It’s Thanksgiving week, and in a few days we’ll sit down to our festive meals. Some families will say a prayer before they eat, some will go around the table and say what they’re grateful for, and some will simply dig in without saying anything formal. 

Gratitude is important. Not just at Thanksgiving, although it gets top billing at this time of year. But it’s only meaningful if it impels us to do something. At the very least, to express gratitude to someone else. Or, as do many of our prayers, express gratitude to God.

I taught a session on gratitude this week to a group of Jewish women who had traveled together to Israel this past summer.
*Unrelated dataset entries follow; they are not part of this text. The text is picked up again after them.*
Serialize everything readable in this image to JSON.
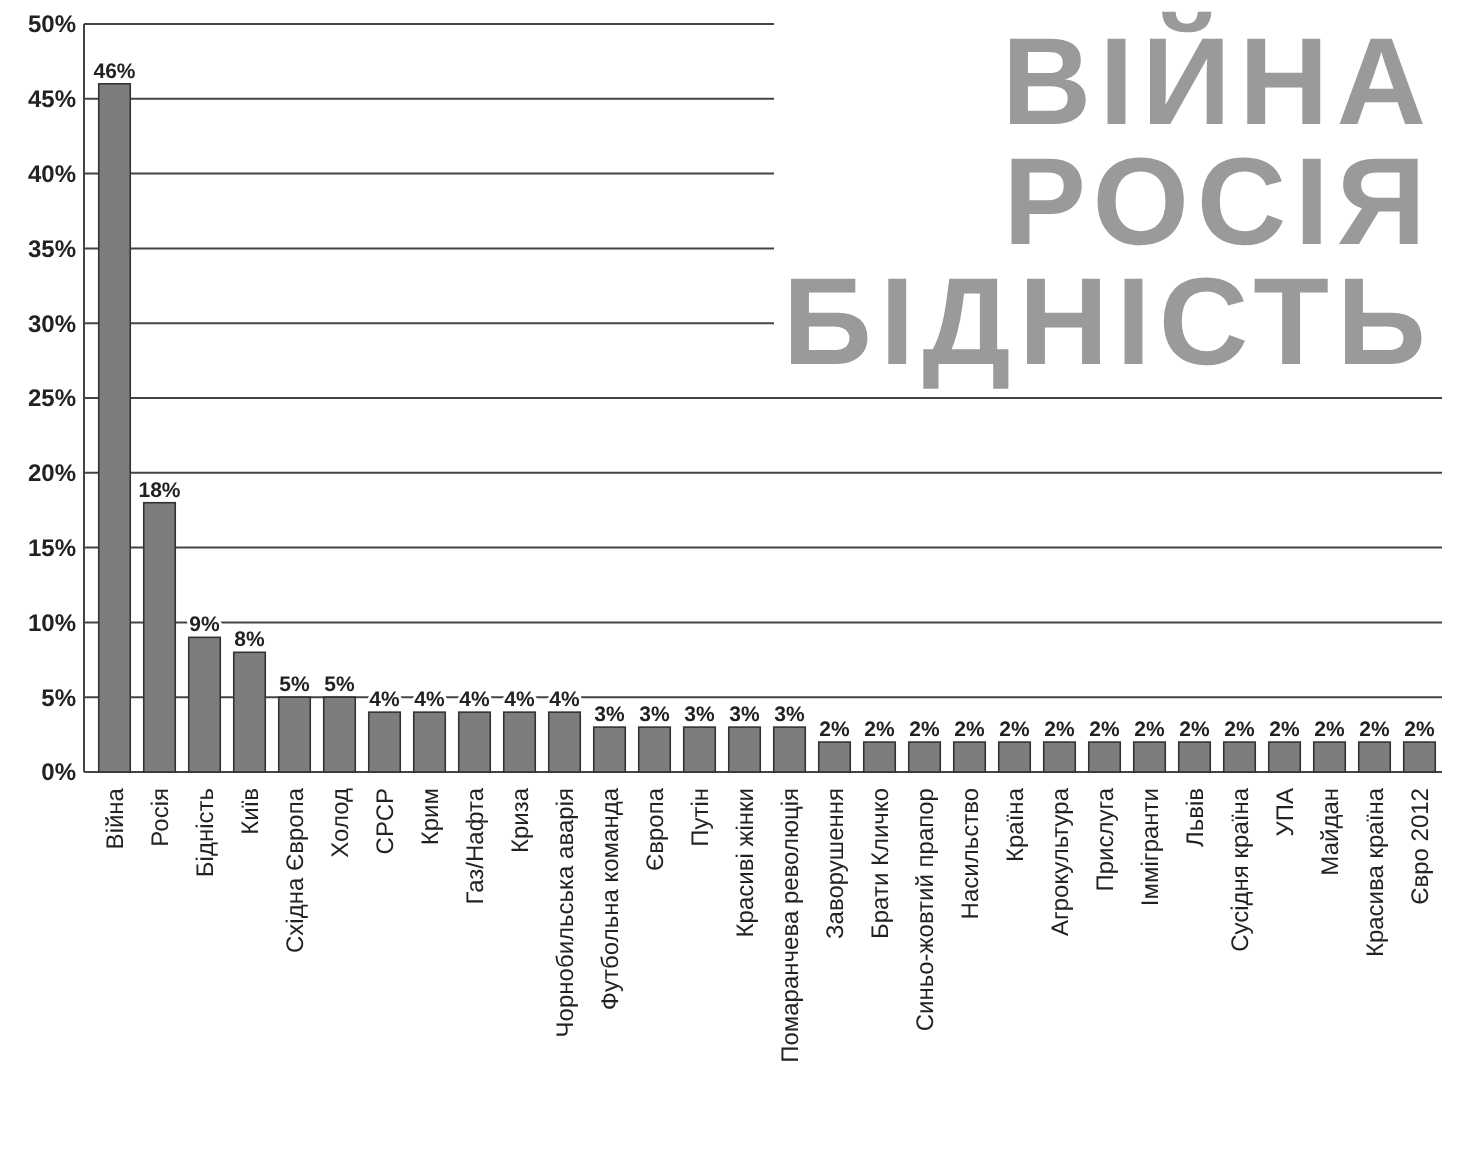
{
  "chart_data": {
    "type": "bar",
    "categories": [
      "Війна",
      "Росія",
      "Бідність",
      "Київ",
      "Східна Європа",
      "Холод",
      "СРСР",
      "Крим",
      "Газ/Нафта",
      "Криза",
      "Чорнобильська аварія",
      "Футбольна команда",
      "Європа",
      "Путін",
      "Красиві жінки",
      "Помаранчева революція",
      "Заворушення",
      "Брати Кличко",
      "Синьо-жовтий прапор",
      "Насильство",
      "Країна",
      "Агрокультура",
      "Прислуга",
      "Іммігранти",
      "Львів",
      "Сусідня країна",
      "УПА",
      "Майдан",
      "Красива країна",
      "Євро 2012"
    ],
    "values": [
      46,
      18,
      9,
      8,
      5,
      5,
      4,
      4,
      4,
      4,
      4,
      3,
      3,
      3,
      3,
      3,
      2,
      2,
      2,
      2,
      2,
      2,
      2,
      2,
      2,
      2,
      2,
      2,
      2,
      2
    ],
    "value_labels": [
      "46%",
      "18%",
      "9%",
      "8%",
      "5%",
      "5%",
      "4%",
      "4%",
      "4%",
      "4%",
      "4%",
      "3%",
      "3%",
      "3%",
      "3%",
      "3%",
      "2%",
      "2%",
      "2%",
      "2%",
      "2%",
      "2%",
      "2%",
      "2%",
      "2%",
      "2%",
      "2%",
      "2%",
      "2%",
      "2%"
    ],
    "color": "#7d7d7d",
    "ylim": [
      0,
      50
    ],
    "yticks": [
      {
        "value": 0,
        "label": "0%"
      },
      {
        "value": 5,
        "label": "5%"
      },
      {
        "value": 10,
        "label": "10%"
      },
      {
        "value": 15,
        "label": "15%"
      },
      {
        "value": 20,
        "label": "20%"
      },
      {
        "value": 25,
        "label": "25%"
      },
      {
        "value": 30,
        "label": "30%"
      },
      {
        "value": 35,
        "label": "35%"
      },
      {
        "value": 40,
        "label": "40%"
      },
      {
        "value": 45,
        "label": "45%"
      },
      {
        "value": 50,
        "label": "50%"
      }
    ],
    "grid": "y",
    "annotations": [
      "ВІЙНА",
      "РОСІЯ",
      "БІДНІСТЬ"
    ]
  }
}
The criterion for going on the trip was having a child at home under the age of 18, and the goal was to engage them with Judaism, in the hope that they will pass their enthusiasm along to their kids.

I handed out folded pieces of paper, each with a participant’s name on the outside. Their task was to write an anonymous note to that woman, beginning with the words “You are a blessing because…” 

I’m not sure how much they’d actually thought about feeling grateful for one another beforehand. But when they got the assignment, not one hesitated. They each started writing immediately. It was easy, and clearly it made them happy to do it.

When they were done I collected the notes and we handed them out, so no one knew who had written to her. And I will tell you, watching their faces as they read the notes was wonderful. There were gasps of joy, tears, huge smiles. One woman clutched hers to her chest and said, “I’m framing this!”

After they were done, I asked them two questions: How did they feel when they wrote the note, and how did they feel when they received and read theirs.

Both experiences – giving and receiving – moved them deeply. Both were enormously gratifying. At the end of the evening, as we were leaving, I saw one woman walk up to another and say quietly, “I wrote your note,” and they embraced.

What I found most moving about that moment was watching the woman who’d written the blessing. She was overjoyed to have given the other person the gift of her gratitude.

And now, here’s the kicker – none of this matters if it doesn’t move them to do something. It’s just a feel-good moment.

For them to truly be a blessing in the world, they have to keep doing, keep striving to be their highest selves, keep reaching out to their families, their friends, their communities.

Lately, I’ve been doing a lot of interfaith work. And I’m learning something about my Christian colleagues in the clergy. They talk an awful lot about God’s love. We do too, in our tradition; in our services we first sing ahavat olam, a prayer about God’s love for us, and then we’ll chant the Shema, the central prayer of Judaism that simply states that God is God.

 And then immediately we sing the v’ahavta, “you shall love,” which declares that we are commanded to love God with all our heart, with all our soul, with all our strength. And the prayer continues with the injunction that we are to observe all of God’s commandments and be holy to God.

In Judaism, God’s love is one part of the equation. Our love for God, and our actions in the world, are equally important, perhaps even more so. Because both receiving and giving blessings are essential.

My teacher Rabbi Marcia Prager wrote: “The Jewish practice of blessing derives from our tradition’s desire to promote joy and appreciation, wonder and thankfulness, amazement and praise… It is in itself not at all strenuous…. It merely asks us to engage in a moment of delayed gratification, using the respite as an opportunity for something else to occur.” (from The Path of Blessing).

That moment of delayed gratification – when we stop to say motzi before taking the first bite – reminds us that we are part of something bigger than ourselves. My prayer is that it also reminds us that we have a role to play in the world.

Yes, God loves us. God has blessed us.

But we can not be passive recipients of that love and blessing. Our task is to step forward and be a blessing.

This is the sermon that I gave over to Congregation Kol HaNeshama this Shabbat.